I'd like to know who exactly is benefitting from this economic "recovery" that's been going on for the past few years. It sure as hell hasn't been me. The soft economics have created a situation that is terrible for professionals job hunting. Companies are downsizing, leaving thousands of experienced professionals out of work and enabling companies that are hiring to not only be hyper-selective in their search (not necessarily a bad thing) but, well, rude, in the process (a definite bad thing).

With the expanded candidate pool, I can understand not getting a detailed, personal response to every applicant, but if my experience is any indication, personnel organizations now believe it is perfectly acceptable to allow an email-autoresponder to supplant a human; if the auto-responder answers the applicant, no further contact is required. Funny, but as an applicant, I would like to know a human has at least seen my resume, especially since I am a technology professional and I know how filters, responders, and such can be used (or misused) to avoid contact and in some cases, ignore work.

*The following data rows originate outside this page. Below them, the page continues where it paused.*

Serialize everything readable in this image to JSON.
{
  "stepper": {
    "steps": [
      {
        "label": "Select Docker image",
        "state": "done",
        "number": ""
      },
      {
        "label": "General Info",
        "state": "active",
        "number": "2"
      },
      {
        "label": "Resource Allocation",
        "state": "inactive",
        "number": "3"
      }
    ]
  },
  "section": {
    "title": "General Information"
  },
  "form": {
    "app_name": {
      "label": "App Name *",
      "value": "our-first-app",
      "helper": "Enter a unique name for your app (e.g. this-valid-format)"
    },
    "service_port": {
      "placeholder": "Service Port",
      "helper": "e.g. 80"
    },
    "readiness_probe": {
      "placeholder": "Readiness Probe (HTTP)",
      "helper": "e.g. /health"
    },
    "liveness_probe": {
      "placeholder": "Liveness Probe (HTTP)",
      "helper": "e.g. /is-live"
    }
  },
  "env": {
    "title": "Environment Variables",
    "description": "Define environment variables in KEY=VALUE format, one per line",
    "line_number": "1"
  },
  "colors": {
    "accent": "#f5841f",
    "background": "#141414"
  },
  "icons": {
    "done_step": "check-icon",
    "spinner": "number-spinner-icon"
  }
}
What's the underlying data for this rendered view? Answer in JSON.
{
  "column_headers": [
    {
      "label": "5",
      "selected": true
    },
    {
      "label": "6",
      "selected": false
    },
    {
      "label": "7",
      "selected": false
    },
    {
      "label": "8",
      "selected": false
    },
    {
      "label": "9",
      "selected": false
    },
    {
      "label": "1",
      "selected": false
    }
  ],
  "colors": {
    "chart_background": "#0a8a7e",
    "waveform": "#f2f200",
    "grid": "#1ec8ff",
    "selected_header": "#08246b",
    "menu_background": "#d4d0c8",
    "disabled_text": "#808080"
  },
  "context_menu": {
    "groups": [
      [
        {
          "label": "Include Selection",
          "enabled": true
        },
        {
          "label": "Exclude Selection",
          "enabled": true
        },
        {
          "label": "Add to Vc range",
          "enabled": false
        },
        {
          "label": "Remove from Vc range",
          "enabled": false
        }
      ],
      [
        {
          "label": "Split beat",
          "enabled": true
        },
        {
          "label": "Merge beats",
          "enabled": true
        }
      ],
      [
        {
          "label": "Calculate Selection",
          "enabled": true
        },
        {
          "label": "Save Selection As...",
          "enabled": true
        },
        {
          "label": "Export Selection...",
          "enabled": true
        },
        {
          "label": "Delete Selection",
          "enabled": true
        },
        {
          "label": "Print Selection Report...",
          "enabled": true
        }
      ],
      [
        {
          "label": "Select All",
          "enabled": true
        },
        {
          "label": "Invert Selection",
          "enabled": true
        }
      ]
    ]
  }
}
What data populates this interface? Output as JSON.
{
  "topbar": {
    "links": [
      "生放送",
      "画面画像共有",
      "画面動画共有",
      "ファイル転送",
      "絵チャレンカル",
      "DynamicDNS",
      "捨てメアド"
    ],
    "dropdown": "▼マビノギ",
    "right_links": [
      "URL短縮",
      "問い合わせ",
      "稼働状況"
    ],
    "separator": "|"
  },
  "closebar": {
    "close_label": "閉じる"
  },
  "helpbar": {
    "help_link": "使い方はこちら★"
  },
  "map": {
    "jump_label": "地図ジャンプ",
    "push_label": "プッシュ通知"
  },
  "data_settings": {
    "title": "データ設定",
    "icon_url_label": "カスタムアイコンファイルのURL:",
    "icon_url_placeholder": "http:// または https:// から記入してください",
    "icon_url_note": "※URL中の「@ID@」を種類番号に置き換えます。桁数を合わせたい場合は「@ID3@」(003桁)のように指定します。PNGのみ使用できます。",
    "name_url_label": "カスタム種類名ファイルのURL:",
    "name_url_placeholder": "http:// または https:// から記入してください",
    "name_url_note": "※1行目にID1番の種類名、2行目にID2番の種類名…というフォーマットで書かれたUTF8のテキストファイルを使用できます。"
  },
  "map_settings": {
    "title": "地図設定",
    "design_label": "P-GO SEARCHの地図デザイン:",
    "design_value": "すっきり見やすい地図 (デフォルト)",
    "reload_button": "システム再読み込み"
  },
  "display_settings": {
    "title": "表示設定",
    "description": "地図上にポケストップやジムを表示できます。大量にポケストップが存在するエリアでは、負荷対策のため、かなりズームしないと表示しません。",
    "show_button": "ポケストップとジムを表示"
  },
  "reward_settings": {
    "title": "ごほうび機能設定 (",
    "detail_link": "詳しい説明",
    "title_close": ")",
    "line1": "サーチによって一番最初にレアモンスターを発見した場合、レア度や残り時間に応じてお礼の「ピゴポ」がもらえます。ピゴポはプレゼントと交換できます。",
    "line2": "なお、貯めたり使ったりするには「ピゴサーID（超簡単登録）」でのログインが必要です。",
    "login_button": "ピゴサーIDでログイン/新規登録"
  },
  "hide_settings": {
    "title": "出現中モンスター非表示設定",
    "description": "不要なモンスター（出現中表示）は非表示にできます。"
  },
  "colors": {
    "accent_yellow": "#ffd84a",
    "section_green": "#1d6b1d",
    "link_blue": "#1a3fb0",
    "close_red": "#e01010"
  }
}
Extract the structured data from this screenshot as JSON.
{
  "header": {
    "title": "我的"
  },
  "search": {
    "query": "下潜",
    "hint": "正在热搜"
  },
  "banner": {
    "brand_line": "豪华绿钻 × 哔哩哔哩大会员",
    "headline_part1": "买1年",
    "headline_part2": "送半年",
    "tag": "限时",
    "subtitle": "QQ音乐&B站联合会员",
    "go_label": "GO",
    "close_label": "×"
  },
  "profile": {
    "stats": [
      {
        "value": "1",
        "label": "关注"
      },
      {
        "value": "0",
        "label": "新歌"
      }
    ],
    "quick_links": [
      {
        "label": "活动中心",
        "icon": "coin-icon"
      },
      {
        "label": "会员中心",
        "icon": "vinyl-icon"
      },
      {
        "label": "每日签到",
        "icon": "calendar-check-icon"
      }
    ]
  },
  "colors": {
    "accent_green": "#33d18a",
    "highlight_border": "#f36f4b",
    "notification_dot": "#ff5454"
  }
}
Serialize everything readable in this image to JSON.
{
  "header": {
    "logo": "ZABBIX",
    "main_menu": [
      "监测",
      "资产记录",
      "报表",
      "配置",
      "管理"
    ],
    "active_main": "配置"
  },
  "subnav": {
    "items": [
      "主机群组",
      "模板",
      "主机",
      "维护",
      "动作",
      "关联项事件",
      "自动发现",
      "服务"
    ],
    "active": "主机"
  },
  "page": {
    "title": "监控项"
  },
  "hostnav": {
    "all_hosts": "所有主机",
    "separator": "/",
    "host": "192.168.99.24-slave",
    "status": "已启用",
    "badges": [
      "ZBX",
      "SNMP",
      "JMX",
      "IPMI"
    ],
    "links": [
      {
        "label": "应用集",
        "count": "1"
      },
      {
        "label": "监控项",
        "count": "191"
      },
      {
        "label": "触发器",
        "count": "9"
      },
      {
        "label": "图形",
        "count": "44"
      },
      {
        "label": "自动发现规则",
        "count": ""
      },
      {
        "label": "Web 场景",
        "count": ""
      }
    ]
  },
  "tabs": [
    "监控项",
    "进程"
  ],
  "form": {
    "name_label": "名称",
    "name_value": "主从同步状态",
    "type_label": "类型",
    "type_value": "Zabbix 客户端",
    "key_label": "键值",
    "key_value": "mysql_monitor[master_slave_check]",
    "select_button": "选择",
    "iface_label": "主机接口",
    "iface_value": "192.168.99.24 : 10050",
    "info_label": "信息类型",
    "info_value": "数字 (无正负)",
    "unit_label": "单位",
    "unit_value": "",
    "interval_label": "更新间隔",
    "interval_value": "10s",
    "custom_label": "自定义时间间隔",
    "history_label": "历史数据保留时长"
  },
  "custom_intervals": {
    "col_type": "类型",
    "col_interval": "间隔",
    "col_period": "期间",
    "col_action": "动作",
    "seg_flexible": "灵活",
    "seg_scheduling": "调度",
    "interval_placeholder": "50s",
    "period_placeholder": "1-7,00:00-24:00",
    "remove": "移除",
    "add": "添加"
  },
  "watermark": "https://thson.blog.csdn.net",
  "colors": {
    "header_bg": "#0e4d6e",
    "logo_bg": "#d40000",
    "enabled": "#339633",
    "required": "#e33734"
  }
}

Do companies owe anything to applicants? I think they owe common (uncommon?) courtesy, which means that auto-responders are fine, but follow up with at least a form letter that was not "automatically" sent but initiated by a human. It means quit relying on an email screen to avoid the people who want to work for you. It means that you (the company, the personnel department, the recruiter) need to treat the applicants as humans. But then again, that's been a growing problem with personnel departments for many years, hasn't it?